Sanders: Facebook chief Senate grilling “good first step but nowhere near enough”

Alasdair Clark

US senators are questioning Mark Zuckerberg on Monday following turbulent times for the social media giant

BILLIONAIRE Facebook boss Mark Zuckerberg is facing a second day of questioning from US senators after being quizzed on Tuesday about his failure to protect customers data and stop Russian interference in the US election, which saw President Donald Trump elected.

Zuckerberg was ordered before the powerful Senate commerce and judiciary committees on Tuesday (10 April), the equivalent of a UK parliament select committee, to face questions from Republican and Democrat senators after a series of scandals involving the social media platform he famously created in 2004, whilst studying at university. 

American commentators said that Zuckerberg would have faced a tougher grilling if the senators were more aware of the technology involved. 

Referring to the Senate’s “tech illiteracy”, Chris Cillizza, CNN editor-at-large, wrote online: “It was, to be blunt, like watching your grandfather try to understand how they got the internet onto your new MacBook Pro.”

The 5″7 billionaire was also mocked online after it appeared he was sitting on a booster seat as he answered to make himself appear taller as he handled questions.



Zuckerberg appeared confident as he admitted that the company had made mistakes and apologised in particular for the revelation that as many as 87 million Facebook users had their data harvested by UK based political consultancy firm Cambridge Analytica. 

“I think it’s pretty much impossible, I believe, to start a company in your dorm room and then grow it to be at the scale that we’re at now without making some mistakes,” he said. 

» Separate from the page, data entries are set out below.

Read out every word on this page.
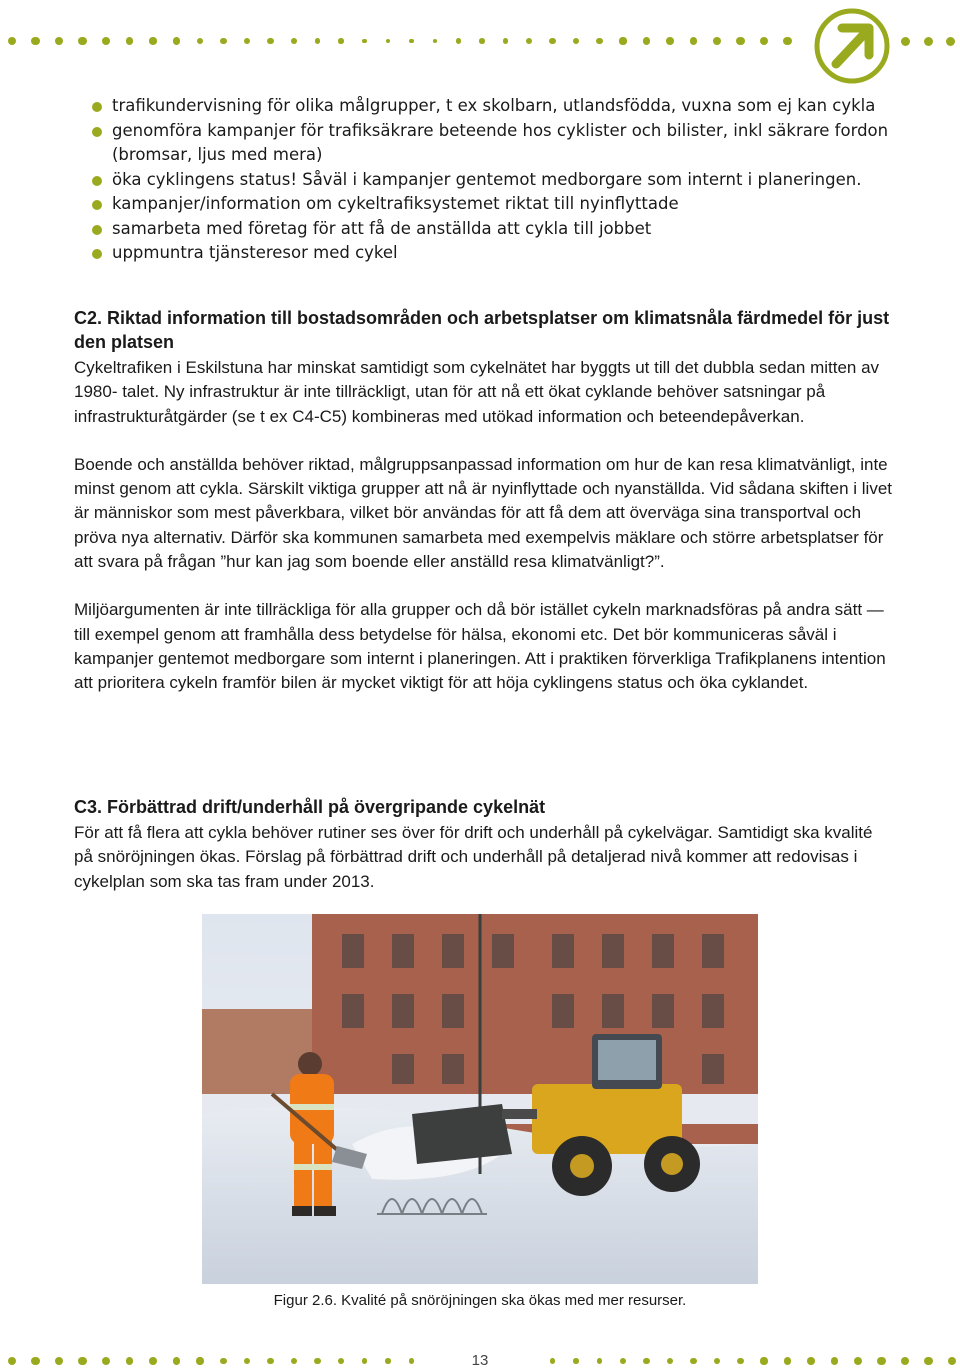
trafikundervisning för olika målgrupper, t ex skolbarn, utlandsfödda, vuxna som ej kan cykla
genomföra kampanjer för trafiksäkrare beteende hos cyklister och bilister, inkl säkrare fordon (bromsar, ljus med mera)
öka cyklingens status! Såväl i kampanjer gentemot medborgare som internt i planeringen.
kampanjer/information om cykeltrafiksystemet riktat till nyinflyttade
samarbeta med företag för att få de anställda att cykla till jobbet
uppmuntra tjänsteresor med cykel

C2. Riktad information till bostadsområden och arbetsplatser om klimatsnåla färdmedel för just den platsen

Cykeltrafiken i Eskilstuna har minskat samtidigt som cykelnätet har byggts ut till det dubbla sedan mitten av 1980- talet. Ny infrastruktur är inte tillräckligt, utan för att nå ett ökat cyklande behöver satsningar på infrastrukturåtgärder (se t ex C4-C5) kombineras med utökad information och beteendepåverkan.

Boende och anställda behöver riktad, målgruppsanpassad information om hur de kan resa klimatvänligt, inte minst genom att cykla. Särskilt viktiga grupper att nå är nyinflyttade och nyanställda. Vid sådana skiften i livet är människor som mest påverkbara, vilket bör användas för att få dem att överväga sina transportval och pröva nya alternativ. Därför ska kommunen samarbeta med exempelvis mäklare och större arbetsplatser för att svara på frågan ”hur kan jag som boende eller anställd resa klimatvänligt?”.

Miljöargumenten är inte tillräckliga för alla grupper och då bör istället cykeln marknadsföras på andra sätt — till exempel genom att framhålla dess betydelse för hälsa, ekonomi etc. Det bör kommuniceras såväl i kampanjer gentemot medborgare som internt i planeringen. Att i praktiken förverkliga Trafikplanens intention att prioritera cykeln framför bilen är mycket viktigt för att höja cyklingens status och öka cyklandet.

C3. Förbättrad drift/underhåll på övergripande cykelnät

För att få flera att cykla behöver rutiner ses över för drift och underhåll på cykelvägar. Samtidigt ska kvalité på snöröjningen ökas. Förslag på förbättrad drift och underhåll på detaljerad nivå kommer att redovisas i cykelplan som ska tas fram under 2013.

Figur 2.6. Kvalité på snöröjningen ska ökas med mer resurser.
13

Zuckerberg described the company as “idealistic and optimistic”, saying that it had focused on the good that connecting people can do as opposed to how the tool could be used negatively. 

“This is an arms race. They’re going to keep on getting better at this.” Mark Zuckerberg, Facebook founder 

“We didn’t take a broad enough view of our responsibility, and that was a big mistake. And it was my mistake. And I’m sorry. I started Facebook, I run it, and I’m responsible for what happens here.” he said, apologising publicly for the first time. 

On Russian interference, the 33-year-old said that the company was fighting an “ongoing arms race” with Russian agents employed to exploit the platform: “So this is an arms race. They’re going to keep on getting better at this, and we need to invest in keeping on getting better at this. 

“Which is why one of the things I mentioned before is we’re going to have more than 20,000 people, by the end of this year, working on security and content review across the company.”

Questioned directly about how Facebook works with third-party developers which access data from users and potentially share it with other firms without permission from users, Zuckerberg said the company was now conducting a full audit to “understand how apps are using data”. 

“If they’re doing anything improper,” he said, “we’ll ban them.

Senators spend a significant amount of time questioning Zuckerberg over the allegations that Russia had interfered in the American presidential election which saw Donald Trump elected in 2016. 

Zuckerberg revealed that Facebook staff had been interviewed by Robert Mueller, the special counsel investigating alleged Russian interference and that the company was assisting the investigation more generally.

READ MORE: J.J. Patrick: Brexit and the undeclared data war driving rightwing campaigns



Refusing to say more, Zuckerberg added:  “Our work with the special counsel is confidential and I want to make sure that in an open session I’m not revealing something that’s confidential.”

The popular Senator Bernie Sanders, who opposed Hilary Clinton for the Democrat party’s nomination for US President, posted his reaction to the hearing online, saying that although the appearance was a “very important” first step it was the only beginning of the need to “tackle fraudulent political advertising”. 

Revelations by the Guardian earlier in 2018 prompted international outcry from politicians and Facebook users after it was revealed that the political consultancy firm Cambridge Analytica, a subsidiary company of SCL group, which is part-owned by the controversial far-right figure and former Trump adviser Steve Bannon. 

Undercover reporters found that Cambridge Analytica purchased data and information from an app developer in 2015 which was used by the company to target political advertising and campaigning online. 

On how individuals can control how their data is used, Zuckerberg repeated the tools Facebook already has to allow individual control over who has access to the information that they share. 

Cambridge Analytica seemed to respond to the hearing on Twitter, saying its lawyers had been instructed to contact media organisations reporting on the hearing and its implication for the company. 

“I don’t want to vote to have to regulate Facebook, but by God, I will.” Republican Senator John Kennedy

Zuckerberg also fended off tough questioning from Republican Senator John Kennedy, saying that he would only welcome tighter regulation on the site if it was the “right regulation.” 

Senator Kennedy, a long time critic of the social network, said: “I don’t want to vote to have to regulate Facebook, but by God, I will. A lot of that depends on you. I’m a little disappointed in this hearing today. I just don’t feel like that we’re connecting.”

Zuckerberg’s appearance prompted questions from the UK about whether he would attend the Westminister committee which is exploring the issue, an invitation he has previously refused.

Mark Zuckerberg will be questioned further by senators on Wednesday (11 April) in Washington.